JEAN-PHILIPPE: C’est par la force des choses, car on n’a pas de maison de disque; on est indépendants et autonomes à 100 %. On attendait d’avoir les reins un peu plus solides avant de se lancer dans cette aventure. On a acquis de l’expérience en lançant trois EP et autant de singles, mais aussi en collaborant avec plusieurs artistes. On sentait qu’on avait atteint une maturité en ce qui concerne notre son. La direction qu’on voulait prendre était plus claire.

Comment décririez-vous l’album Le magnifique?
ADRIEN: C’est un album festif, où il y a aussi une quête de magnifier le quotidien, de trouver le magnifique dans les petites et les grandes choses. On aime faire de la musique qui bouge et qui rend les gens heureux. L’album compte 10 pièces, qui sont de petites confidences et des réflexions du quotidien sur des thèmes parfois heureux, parfois plus sombres. 
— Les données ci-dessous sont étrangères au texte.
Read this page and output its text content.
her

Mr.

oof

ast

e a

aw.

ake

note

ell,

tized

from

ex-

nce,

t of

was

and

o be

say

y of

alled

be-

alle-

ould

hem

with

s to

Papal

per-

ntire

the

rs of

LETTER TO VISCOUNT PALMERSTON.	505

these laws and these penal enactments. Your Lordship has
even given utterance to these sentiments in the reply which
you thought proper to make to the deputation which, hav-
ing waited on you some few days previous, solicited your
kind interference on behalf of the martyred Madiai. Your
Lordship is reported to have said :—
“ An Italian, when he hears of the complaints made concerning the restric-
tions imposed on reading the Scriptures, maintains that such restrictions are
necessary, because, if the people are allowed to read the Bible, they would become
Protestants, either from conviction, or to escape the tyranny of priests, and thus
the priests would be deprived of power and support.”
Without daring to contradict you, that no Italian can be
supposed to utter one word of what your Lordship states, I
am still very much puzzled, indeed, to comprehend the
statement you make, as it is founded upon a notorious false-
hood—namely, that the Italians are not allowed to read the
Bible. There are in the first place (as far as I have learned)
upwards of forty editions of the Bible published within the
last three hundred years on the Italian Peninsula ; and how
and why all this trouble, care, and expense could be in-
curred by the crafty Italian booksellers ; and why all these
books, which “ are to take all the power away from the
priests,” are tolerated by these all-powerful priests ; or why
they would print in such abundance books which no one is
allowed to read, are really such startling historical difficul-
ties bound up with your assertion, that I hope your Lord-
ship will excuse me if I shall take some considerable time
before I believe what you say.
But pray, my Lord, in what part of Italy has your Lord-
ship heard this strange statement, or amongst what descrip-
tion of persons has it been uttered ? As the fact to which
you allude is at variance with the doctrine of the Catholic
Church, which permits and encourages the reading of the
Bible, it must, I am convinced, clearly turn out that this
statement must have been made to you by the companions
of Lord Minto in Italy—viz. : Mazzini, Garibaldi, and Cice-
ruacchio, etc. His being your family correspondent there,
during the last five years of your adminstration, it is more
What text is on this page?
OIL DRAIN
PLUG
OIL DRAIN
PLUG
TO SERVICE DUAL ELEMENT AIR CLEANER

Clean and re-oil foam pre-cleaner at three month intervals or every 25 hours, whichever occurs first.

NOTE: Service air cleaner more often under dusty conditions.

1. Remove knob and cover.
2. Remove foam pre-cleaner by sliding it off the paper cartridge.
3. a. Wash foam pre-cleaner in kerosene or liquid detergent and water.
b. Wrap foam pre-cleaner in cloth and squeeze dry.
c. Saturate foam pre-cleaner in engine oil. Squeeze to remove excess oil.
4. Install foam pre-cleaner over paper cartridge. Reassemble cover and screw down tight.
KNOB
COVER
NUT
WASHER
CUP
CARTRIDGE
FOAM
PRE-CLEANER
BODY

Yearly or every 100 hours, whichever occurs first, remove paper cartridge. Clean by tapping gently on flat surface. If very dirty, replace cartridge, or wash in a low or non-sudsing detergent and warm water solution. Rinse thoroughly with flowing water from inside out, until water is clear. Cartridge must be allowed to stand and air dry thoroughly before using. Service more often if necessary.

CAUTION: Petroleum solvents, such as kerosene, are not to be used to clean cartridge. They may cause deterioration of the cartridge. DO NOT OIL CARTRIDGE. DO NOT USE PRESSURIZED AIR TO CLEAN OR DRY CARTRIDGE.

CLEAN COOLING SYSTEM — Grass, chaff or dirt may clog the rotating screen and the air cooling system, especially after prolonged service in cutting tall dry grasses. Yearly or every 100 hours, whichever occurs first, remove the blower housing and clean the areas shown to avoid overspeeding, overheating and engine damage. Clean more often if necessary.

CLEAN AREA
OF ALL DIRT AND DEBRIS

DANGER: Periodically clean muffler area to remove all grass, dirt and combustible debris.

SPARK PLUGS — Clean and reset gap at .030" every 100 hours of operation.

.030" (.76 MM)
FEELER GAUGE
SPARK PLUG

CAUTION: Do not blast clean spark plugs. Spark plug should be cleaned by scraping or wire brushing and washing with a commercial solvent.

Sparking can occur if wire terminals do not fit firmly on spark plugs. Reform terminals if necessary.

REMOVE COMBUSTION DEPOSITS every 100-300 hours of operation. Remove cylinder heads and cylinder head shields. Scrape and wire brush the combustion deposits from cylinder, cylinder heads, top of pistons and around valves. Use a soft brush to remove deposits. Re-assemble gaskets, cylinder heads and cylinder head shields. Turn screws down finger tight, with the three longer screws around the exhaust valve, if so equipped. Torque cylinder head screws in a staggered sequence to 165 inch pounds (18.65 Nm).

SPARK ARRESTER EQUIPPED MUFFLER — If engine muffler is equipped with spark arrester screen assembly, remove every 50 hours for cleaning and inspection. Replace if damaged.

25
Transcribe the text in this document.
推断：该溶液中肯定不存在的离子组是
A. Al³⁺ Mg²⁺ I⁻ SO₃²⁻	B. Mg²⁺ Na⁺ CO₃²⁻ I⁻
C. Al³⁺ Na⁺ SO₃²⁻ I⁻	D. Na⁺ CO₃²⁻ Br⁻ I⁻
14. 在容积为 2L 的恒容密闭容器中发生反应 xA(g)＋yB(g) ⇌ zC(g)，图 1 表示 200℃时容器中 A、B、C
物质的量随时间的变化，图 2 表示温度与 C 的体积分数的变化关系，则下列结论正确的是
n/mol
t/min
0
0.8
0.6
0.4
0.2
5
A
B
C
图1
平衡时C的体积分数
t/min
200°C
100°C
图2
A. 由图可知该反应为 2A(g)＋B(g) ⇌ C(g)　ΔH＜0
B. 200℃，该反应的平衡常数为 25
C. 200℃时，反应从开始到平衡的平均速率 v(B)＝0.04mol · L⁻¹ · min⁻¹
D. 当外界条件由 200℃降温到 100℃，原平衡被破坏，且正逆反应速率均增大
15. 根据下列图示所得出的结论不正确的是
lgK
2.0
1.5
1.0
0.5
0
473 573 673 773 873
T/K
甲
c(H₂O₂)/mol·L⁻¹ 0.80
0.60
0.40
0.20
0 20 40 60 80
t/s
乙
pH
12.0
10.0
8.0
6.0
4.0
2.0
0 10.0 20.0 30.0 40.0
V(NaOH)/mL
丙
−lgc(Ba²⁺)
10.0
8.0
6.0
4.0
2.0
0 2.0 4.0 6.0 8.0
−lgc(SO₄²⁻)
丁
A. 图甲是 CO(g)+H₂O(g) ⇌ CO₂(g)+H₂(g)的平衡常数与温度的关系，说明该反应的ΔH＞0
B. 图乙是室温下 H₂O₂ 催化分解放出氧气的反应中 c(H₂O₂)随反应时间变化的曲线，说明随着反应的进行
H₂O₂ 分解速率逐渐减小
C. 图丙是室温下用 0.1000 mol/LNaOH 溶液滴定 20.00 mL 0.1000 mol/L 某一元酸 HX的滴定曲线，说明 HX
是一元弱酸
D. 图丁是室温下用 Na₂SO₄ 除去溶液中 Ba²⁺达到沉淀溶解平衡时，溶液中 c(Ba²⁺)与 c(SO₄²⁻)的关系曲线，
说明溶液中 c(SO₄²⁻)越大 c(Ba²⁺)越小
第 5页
Comment fonctionnez-vous pour créer de la musique ensemble?
J.-P.: On se connaît depuis plus de 10 ans; on s’est rencontrés à l’école de théâtre, et on a aussitôt commencé à faire de la musique ensemble. Souvent, chacun propose des idées, et on s’exile ensuite dans un chalet pour les travailler ensemble. Tout ça accompagné de beaucoup de bouteilles de vin et d’instruments de musique! C’est vraiment dans ces moments-là que la création se passe.

Comment est né votre duo?
J.-P.: Un jour, lors d’un party, Adrien m’a abordé en me disant qu’il fallait qu’il me parle. Il m’a amené dans les toilettes et m’a dit: «Tu sais que toi et moi, on va faire de grandes choses ensemble?» J’ai trouvé ça étrange au début mais, finalement, on ne s’est pas lâchés depuis.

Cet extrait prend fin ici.